I have one table that contain more that 40 thousand record when I retrieve record that satisfy particular condition it takes so much time.

Is there any solution to increase performance ?

+2  A: 

If you are doing a lot of querying based on another column that isn't your primary key, try adding an index to that column you are putting in your WHERE clause.

Also, optimizing JOINs will help if you are using any.

Daniel A. White
Index improve performance while retrieving data from database but takes time while enter data into table.
chetan
Is there any other solution ?
chetan
A: 

You can use indexes to increase the performance, check 7.5.3. How MySQL Uses Indexes.

Progman
A: 

You could also run explain command, for example 'explain select * from mytable where someField = 'Something'; ' and see what it returns, but I'd think 'index' solution should be good enough.

Also, maybe you could consider splitting table into few simple tables. I don't know what is your structure, but I have seen in the past examples, where people would keep redundant data in the same table, for example: have customer name and address in the same table, where you could split it into customers and addresses, and then perform queries on one table only.

Hope this helps.

Greg
You are right that people should normalize their data, that is just DBA 101. But his problem is with data retrieval performance, normalization doesn't help there!
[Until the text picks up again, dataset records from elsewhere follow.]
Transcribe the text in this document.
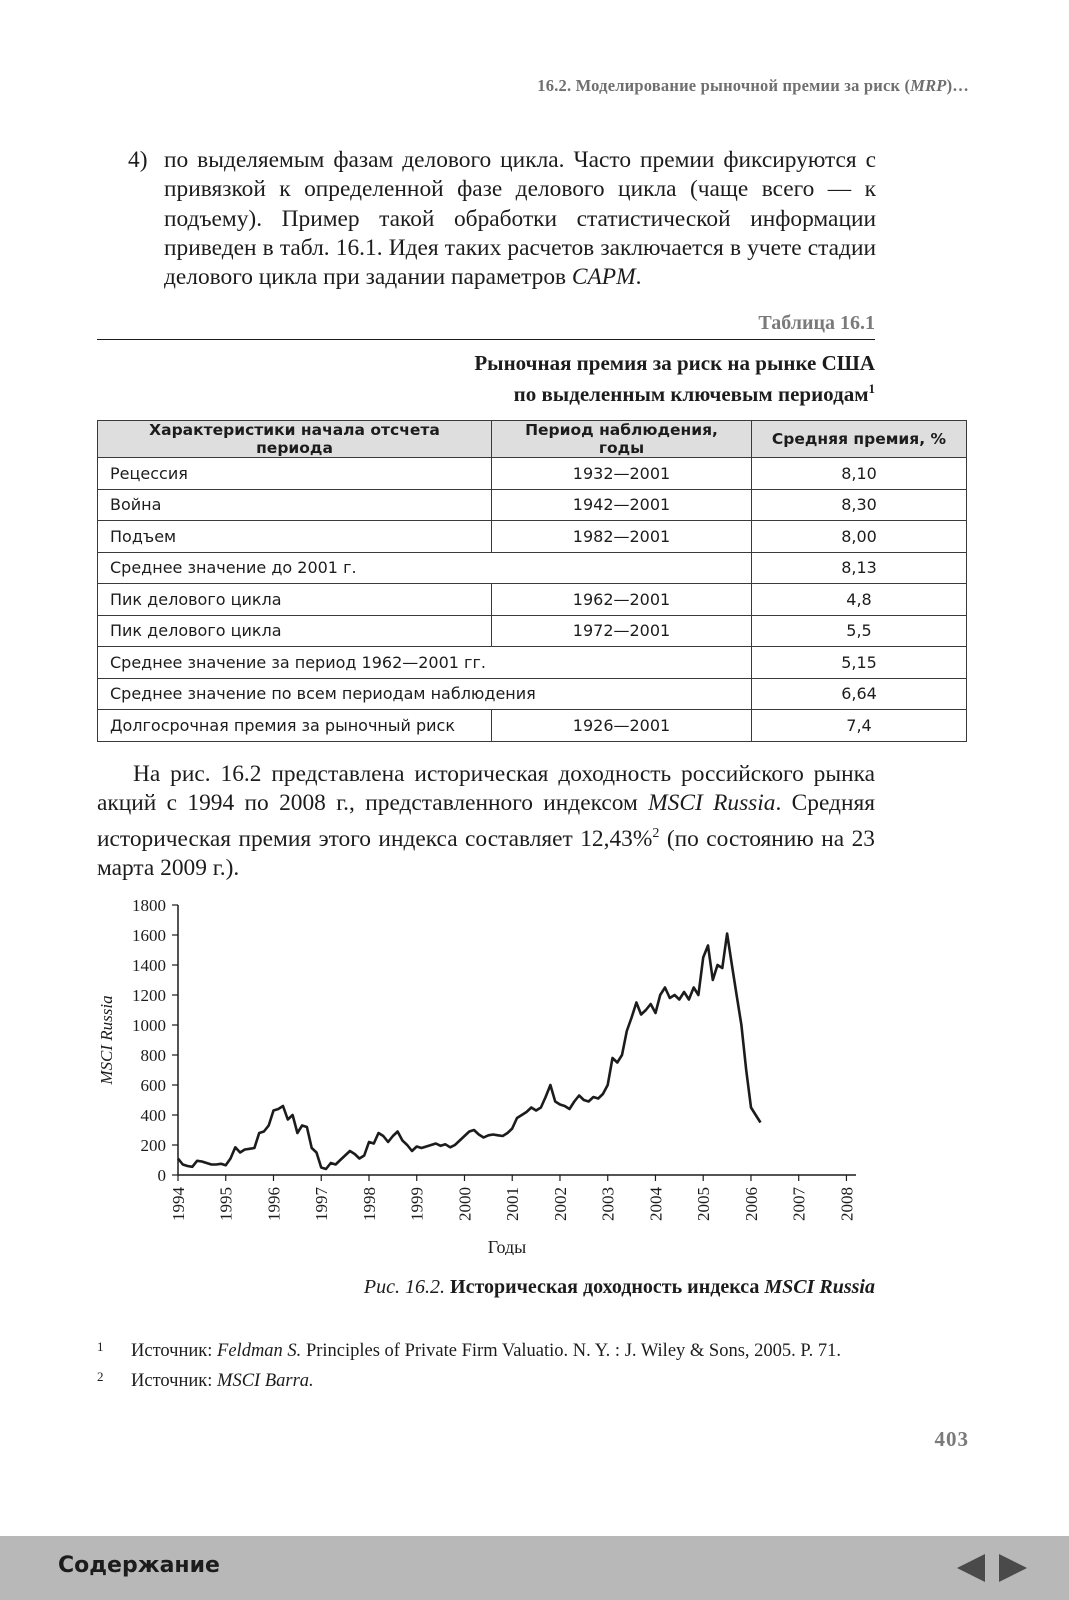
16.2. Моделирование рыночной премии за риск (MRP)…
4) по выделяемым фазам делового цикла. Часто премии фиксируются с привязкой к определенной фазе делового цикла (чаще всего — к подъему). Пример такой обработки статистической информации приведен в табл. 16.1. Идея таких расчетов заключается в учете стадии делового цикла при задании параметров CAPM.
Таблица 16.1
Рыночная премия за риск на рынке США
по выделенным ключевым периодам$^1$
Характеристики начала отсчета периода	Период наблюдения, годы	Средняя премия, %
Рецессия	1932—2001	8,10
Война	1942—2001	8,30
Подъем	1982—2001	8,00
Среднее значение до 2001 г.		8,13
Пик делового цикла	1962—2001	4,8
Пик делового цикла	1972—2001	5,5
Среднее значение за период 1962—2001 гг.		5,15
Среднее значение по всем периодам наблюдения		6,64
Долгосрочная премия за рыночный риск	1926—2001	7,4
На рис. 16.2 представлена историческая доходность российского рынка акций с 1994 по 2008 г., представленного индексом MSCI Russia. Средняя историческая премия этого индекса составляет 12,43%$^2$ (по состоянию на 23 марта 2009 г.).
0
200
400
600
800
1000
1200
1400
1600
1800
1994 1995 1996 1997 1998 1999 2000 2001 2002 2003 2004 2005 2006 2007 2008
Годы
MSCI Russia
Рис. 16.2. Историческая доходность индекса MSCI Russia
1 Источник: Feldman S. Principles of Private Firm Valuatio. N. Y. : J. Wiley & Sons, 2005. P. 71.
2 Источник: MSCI Barra.
403
Содержание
Quite the contrary :)
Dennis Haarbrink
Well, it helped me with the performance on some legacy project I was working couple years ago, but I suppose each case is different :)
Greg
A: 

First step: find out whether or not the time is being spent running the query, or transferring the data back to you.

How long does it take to run this query-

SELECT COUNT(*)
FROM
( [your query that returns 40k rows] ) AS butts;

If it's quick, then most of the time is probably spent transferring the data back into your client. Look into using MySQL's compression.

If the server is taking a long time with the query, it's probably something that can be fixed with proper normalization and index use, as the other people here have mentioned. For help optimizing a specific query, you should paste the CREATE TABLEs for all the tables involved, and the query itself.

TehShrike
A: 

Another simple optimization for SQL is to return fewer columns from a table. If you only display two fields from the SQL table, don't retrieve the rest of the fields until someone needs to see them for a specific record.